そんな俺の隣、不意にエネが立ち上がるとリヒトの横まで歩いていった。それを少しだけ目で追ってから、再び正面を向く。それからすぐ、「何が見えるのお?」なんて何気ないエネの質問にハッとしてから答えるリヒトの声を聞こえてきた。……こういう時、真っ先に動いて寄り添うのはいつもエネだ。

「アヤくんが埋められない部分を、ああやってエネくんや他の子が埋めてくれている。……彼にとって、ここは本当に大切な場所だろうねえ」
「何しみじみ言ってんだか。お前にとっても大切な場所だろーが。でなければお前は今頃母さんの膝の上でゴロゴロ甘えているだろうよ」

コーラを飲みたいところ、ガレットに合わせてイオナが淹れてくれた紅茶を雑に飲み干す。……ロロの表情を見るに、どうやら自覚はしているようだ。

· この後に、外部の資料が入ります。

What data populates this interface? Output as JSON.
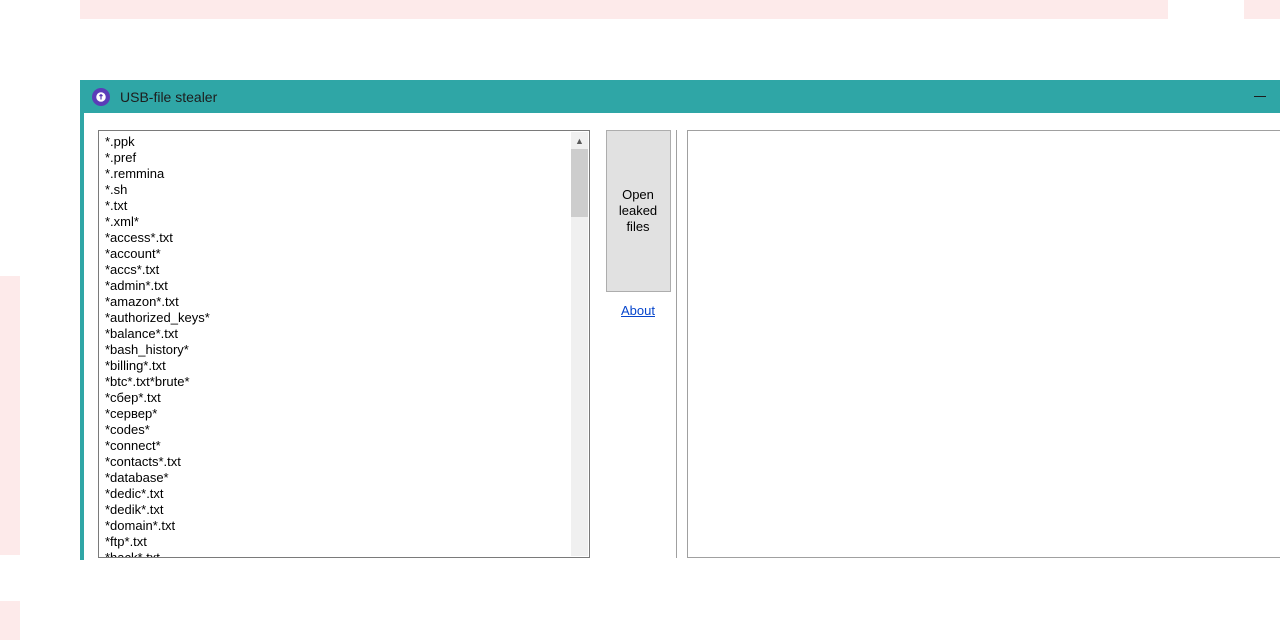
{
  "window": {
    "title": "USB-file stealer",
    "list_text": "*.ppk\n*.pref\n*.remmina\n*.sh\n*.txt\n*.xml*\n*access*.txt\n*account*\n*accs*.txt\n*admin*.txt\n*amazon*.txt\n*authorized_keys*\n*balance*.txt\n*bash_history*\n*billing*.txt\n*btc*.txt*brute*\n*сбер*.txt\n*сервер*\n*codes*\n*connect*\n*contacts*.txt\n*database*\n*dedic*.txt\n*dedik*.txt\n*domain*.txt\n*ftp*.txt\n*hack*.txt",
    "open_btn_line1": "Open",
    "open_btn_line2": "leaked",
    "open_btn_line3": "files",
    "about_label": "About"
  }
}
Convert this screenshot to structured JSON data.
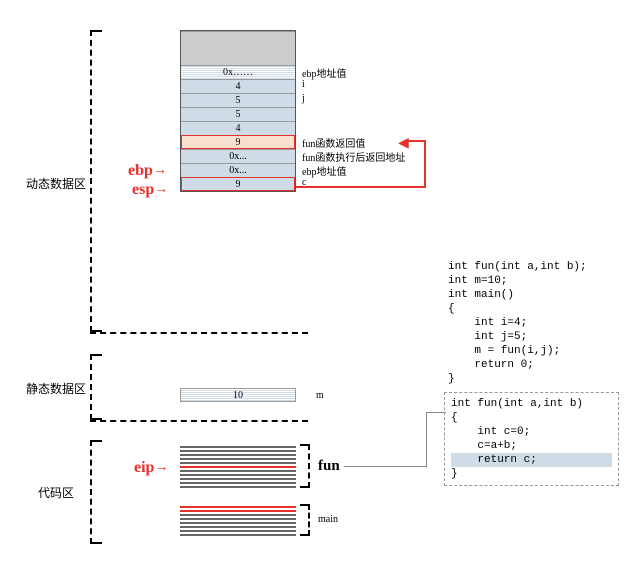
{
  "regions": {
    "dynamic": "动态数据区",
    "static": "静态数据区",
    "code": "代码区"
  },
  "stack": {
    "cells": [
      "0x……",
      "4",
      "5",
      "5",
      "4",
      "9",
      "0x...",
      "0x...",
      "9"
    ],
    "labels": [
      "ebp地址值",
      "i",
      "j",
      "",
      "",
      "fun函数返回值",
      "fun函数执行后返回地址",
      "ebp地址值",
      "c"
    ]
  },
  "static_area": {
    "m_val": "10",
    "m_lbl": "m"
  },
  "pointers": {
    "ebp": "ebp",
    "esp": "esp",
    "eip": "eip"
  },
  "code_labels": {
    "fun": "fun",
    "main": "main"
  },
  "code1": {
    "l1": "int fun(int a,int b);",
    "l2": "int m=10;",
    "l3": "int main()",
    "l4": "{",
    "l5": "    int i=4;",
    "l6": "    int j=5;",
    "l7": "    m = fun(i,j);",
    "l8": "    return 0;",
    "l9": "}"
  },
  "code2": {
    "l1": "int fun(int a,int b)",
    "l2": "{",
    "l3": "    int c=0;",
    "l4": "    c=a+b;",
    "l5": "    return c;",
    "l6": "}"
  }
}
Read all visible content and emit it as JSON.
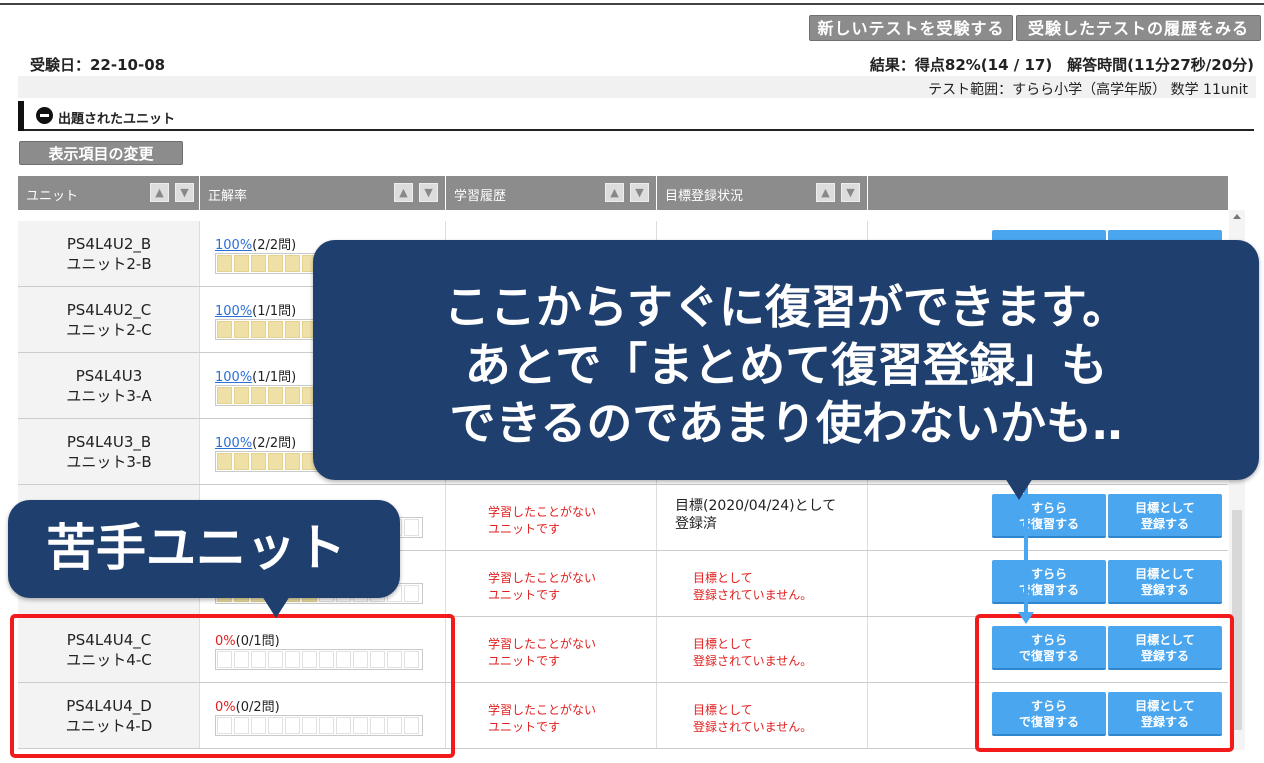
{
  "header": {
    "new_test_button": "新しいテストを受験する",
    "history_button": "受験したテストの履歴をみる",
    "exam_date": "受験日：22-10-08",
    "result": "結果：得点82%(14 / 17)　解答時間(11分27秒/20分)",
    "test_range": "テスト範囲：すらら小学（高学年版） 数学 11unit"
  },
  "section": {
    "title": "出題されたユニット",
    "display_button": "表示項目の変更"
  },
  "table": {
    "columns": [
      {
        "label": "ユニット"
      },
      {
        "label": "正解率"
      },
      {
        "label": "学習履歴"
      },
      {
        "label": "目標登録状況"
      }
    ],
    "sort_up": "▲",
    "sort_down": "▼",
    "rows": [
      {
        "code": "PS4L4U2_B",
        "name": "ユニット2-B",
        "pct": "100%",
        "count": "(2/2問)",
        "filled": 1.0,
        "hist": "",
        "goal": "",
        "b1": "",
        "b2": ""
      },
      {
        "code": "PS4L4U2_C",
        "name": "ユニット2-C",
        "pct": "100%",
        "count": "(1/1問)",
        "filled": 1.0,
        "hist": "",
        "goal": "",
        "b1": "",
        "b2": ""
      },
      {
        "code": "PS4L4U3",
        "name": "ユニット3-A",
        "pct": "100%",
        "count": "(1/1問)",
        "filled": 1.0,
        "hist": "",
        "goal": "",
        "b1": "",
        "b2": ""
      },
      {
        "code": "PS4L4U3_B",
        "name": "ユニット3-B",
        "pct": "100%",
        "count": "(2/2問)",
        "filled": 1.0,
        "hist": "",
        "goal": "",
        "b1": "",
        "b2": ""
      },
      {
        "code": "",
        "name": "",
        "pct": "",
        "count": "",
        "filled": 0.5,
        "hist": "学習したことがない\nユニットです",
        "goal": "目標(2020/04/24)として\n登録済",
        "goal_done": true,
        "b1": "すらら\nで復習する",
        "b2": "目標として\n登録する"
      },
      {
        "code": "",
        "name": "",
        "pct": "",
        "count": "",
        "filled": 0.5,
        "hist": "学習したことがない\nユニットです",
        "goal": "目標として\n登録されていません。",
        "b1": "すらら\nで復習する",
        "b2": "目標として\n登録する"
      },
      {
        "code": "PS4L4U4_C",
        "name": "ユニット4-C",
        "pct": "0%",
        "count": "(0/1問)",
        "filled": 0,
        "hist": "学習したことがない\nユニットです",
        "goal": "目標として\n登録されていません。",
        "b1": "すらら\nで復習する",
        "b2": "目標として\n登録する"
      },
      {
        "code": "PS4L4U4_D",
        "name": "ユニット4-D",
        "pct": "0%",
        "count": "(0/2問)",
        "filled": 0,
        "hist": "学習したことがない\nユニットです",
        "goal": "目標として\n登録されていません。",
        "b1": "すらら\nで復習する",
        "b2": "目標として\n登録する"
      }
    ]
  },
  "callouts": {
    "big": "ここからすぐに復習ができます。\nあとで「まとめて復習登録」も\nできるのであまり使わないかも‥",
    "small": "苦手ユニット"
  },
  "colors": {
    "callout_bg": "#1f3f6f",
    "highlight": "#f21a1a",
    "button_blue": "#4aa6ef",
    "zero_red": "#e02020"
  }
}
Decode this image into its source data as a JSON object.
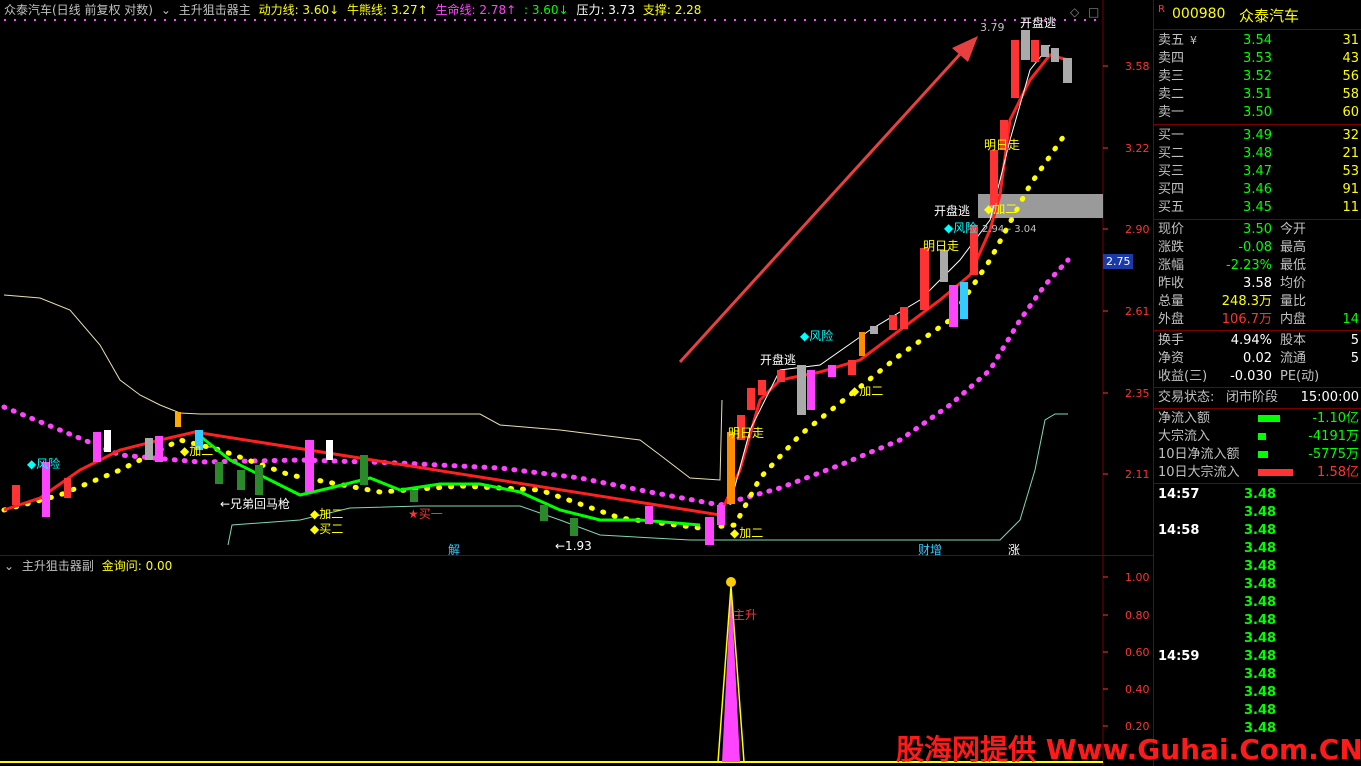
{
  "header": {
    "title": "众泰汽车(日线 前复权 对数)",
    "indicator": "主升狙击器主",
    "dongli_label": "动力线: ",
    "dongli_value": "3.60↓",
    "niuxiong_label": "牛熊线: ",
    "niuxiong_value": "3.27↑",
    "shengming_label": "生命线: ",
    "shengming_value": "2.78↑",
    "shengming_extra": " : 3.60↓",
    "yali": "压力: 3.73",
    "zhicheng": "支撑: 2.28"
  },
  "sub_header": {
    "indicator": "主升狙击器副",
    "value": "金询问: 0.00"
  },
  "price_axis": [
    "3.58",
    "3.22",
    "2.90",
    "2.75",
    "2.61",
    "2.35",
    "2.11"
  ],
  "sub_axis": [
    "1.00",
    "0.80",
    "0.60",
    "0.40",
    "0.20"
  ],
  "annotations": {
    "fengxian1": "◆风险",
    "fengxian2": "◆风险",
    "fengxian3": "◆风险",
    "jiaer": "◆加二",
    "xiongdi": "←兄弟回马枪",
    "mairyi": "★买一",
    "maier": "◆买二",
    "low": "←1.93",
    "jie": "解",
    "caizeng": "财增",
    "zhang": "涨",
    "mingri1": "明日走",
    "mingri2": "明日走",
    "mingri3": "明日走",
    "kaipan1": "开盘逃",
    "kaipan2": "开盘逃",
    "kaipan3": "开盘逃",
    "high": "3.79",
    "range": "2.94 - 3.04",
    "zhusheng": "主升"
  },
  "quote": {
    "code": "000980",
    "name": "众泰汽车",
    "r_mark": "R",
    "asks": [
      {
        "label": "卖五",
        "price": "3.54",
        "vol": "31"
      },
      {
        "label": "卖四",
        "price": "3.53",
        "vol": "43"
      },
      {
        "label": "卖三",
        "price": "3.52",
        "vol": "56"
      },
      {
        "label": "卖二",
        "price": "3.51",
        "vol": "58"
      },
      {
        "label": "卖一",
        "price": "3.50",
        "vol": "60"
      }
    ],
    "bids": [
      {
        "label": "买一",
        "price": "3.49",
        "vol": "32"
      },
      {
        "label": "买二",
        "price": "3.48",
        "vol": "21"
      },
      {
        "label": "买三",
        "price": "3.47",
        "vol": "53"
      },
      {
        "label": "买四",
        "price": "3.46",
        "vol": "91"
      },
      {
        "label": "买五",
        "price": "3.45",
        "vol": "11"
      }
    ],
    "stats": [
      {
        "l": "现价",
        "v": "3.50",
        "l2": "今开"
      },
      {
        "l": "涨跌",
        "v": "-0.08",
        "l2": "最高"
      },
      {
        "l": "涨幅",
        "v": "-2.23%",
        "l2": "最低"
      },
      {
        "l": "昨收",
        "v": "3.58",
        "l2": "均价"
      },
      {
        "l": "总量",
        "v": "248.3万",
        "l2": "量比"
      },
      {
        "l": "外盘",
        "v": "106.7万",
        "l2": "内盘",
        "v2": "14"
      }
    ],
    "stats2": [
      {
        "l": "换手",
        "v": "4.94%",
        "l2": "股本",
        "v2": "5"
      },
      {
        "l": "净资",
        "v": "0.02",
        "l2": "流通",
        "v2": "5"
      },
      {
        "l": "收益(三)",
        "v": "-0.030",
        "l2": "PE(动)"
      }
    ],
    "trade_status_label": "交易状态:",
    "trade_status": "闭市阶段",
    "trade_time": "15:00:00",
    "flows": [
      {
        "l": "净流入额",
        "v": "-1.10亿",
        "color": "#00ff00",
        "w": 22
      },
      {
        "l": "大宗流入",
        "v": "-4191万",
        "color": "#00ff00",
        "w": 8
      },
      {
        "l": "10日净流入额",
        "v": "-5775万",
        "color": "#00ff00",
        "w": 10
      },
      {
        "l": "10日大宗流入",
        "v": "1.58亿",
        "color": "#ff3333",
        "w": 35
      }
    ],
    "ticks": [
      {
        "t": "14:57",
        "p": "3.48"
      },
      {
        "t": "",
        "p": "3.48"
      },
      {
        "t": "14:58",
        "p": "3.48"
      },
      {
        "t": "",
        "p": "3.48"
      },
      {
        "t": "",
        "p": "3.48"
      },
      {
        "t": "",
        "p": "3.48"
      },
      {
        "t": "",
        "p": "3.48"
      },
      {
        "t": "",
        "p": "3.48"
      },
      {
        "t": "",
        "p": "3.48"
      },
      {
        "t": "14:59",
        "p": "3.48"
      },
      {
        "t": "",
        "p": "3.48"
      },
      {
        "t": "",
        "p": "3.48"
      },
      {
        "t": "",
        "p": "3.48"
      },
      {
        "t": "",
        "p": "3.48"
      }
    ]
  },
  "watermark": "股海网提供 Www.Guhai.Com.CN",
  "colors": {
    "up": "#ff3333",
    "down": "#00ff00",
    "magenta": "#ff44ff",
    "yellow": "#ffff00",
    "cyan": "#00ffff"
  }
}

「やだなあ、アヤくん。俺が甘えるのは君だけだってばあ」
「おっさんが甘ったれた声出すなよ……ほら見ろ、鳥肌立った」
「失礼な。なら今度は女の子を落とすように言ってみようか?君の大好きな講座の時間だ」
「……はあ。実にくだらないですね」
「それじゃあイオナくん、女の子を口説くように言ってみようー」
「何故ですか。断固拒否いたします」

ロロとイオナのくだらないやり取りを眺めてから、またそっとリヒトとエネの方を見てみた。何を話しているのかは分からないが、二人とも和やかだ。
……リヒトやロロだけではない。俺にとっても、ここは本当に大切な場所だ。居心地が良すぎて永遠を望んでしまうほど、今が良い。"人生山あり谷あり"なんて、よく言ったものだよ。

「ま、石貰えなかったらそれはそれでいいや」
「アヤくん、本当はそっちを望んでいたりしてない?」
「……いや、今のは失言だったわ。何が何でも手に入れる」
「……へえ」

いたずらにニヤリと笑みを浮かべるロロを横目に見ながら、ミアレガレットを噛み砕く。
リヒトが"こうする"と決めたのならば、俺も一緒にそうするのみ。迷いはイッシュ地方に置いてきた。はず。

「さあて、どうなることやら」

茶化すような、どこか心配も含まれているようなロロの言葉に思わず苦笑いをしてしまった。
どうなるもこうなるも、ここまで来たらやるしかないだろう。、ガレットを食べながら、心の中でそう言う自分にますます苦笑する。
まるで自分自身にも言い聞かせているような、そんな気がしたからだろう。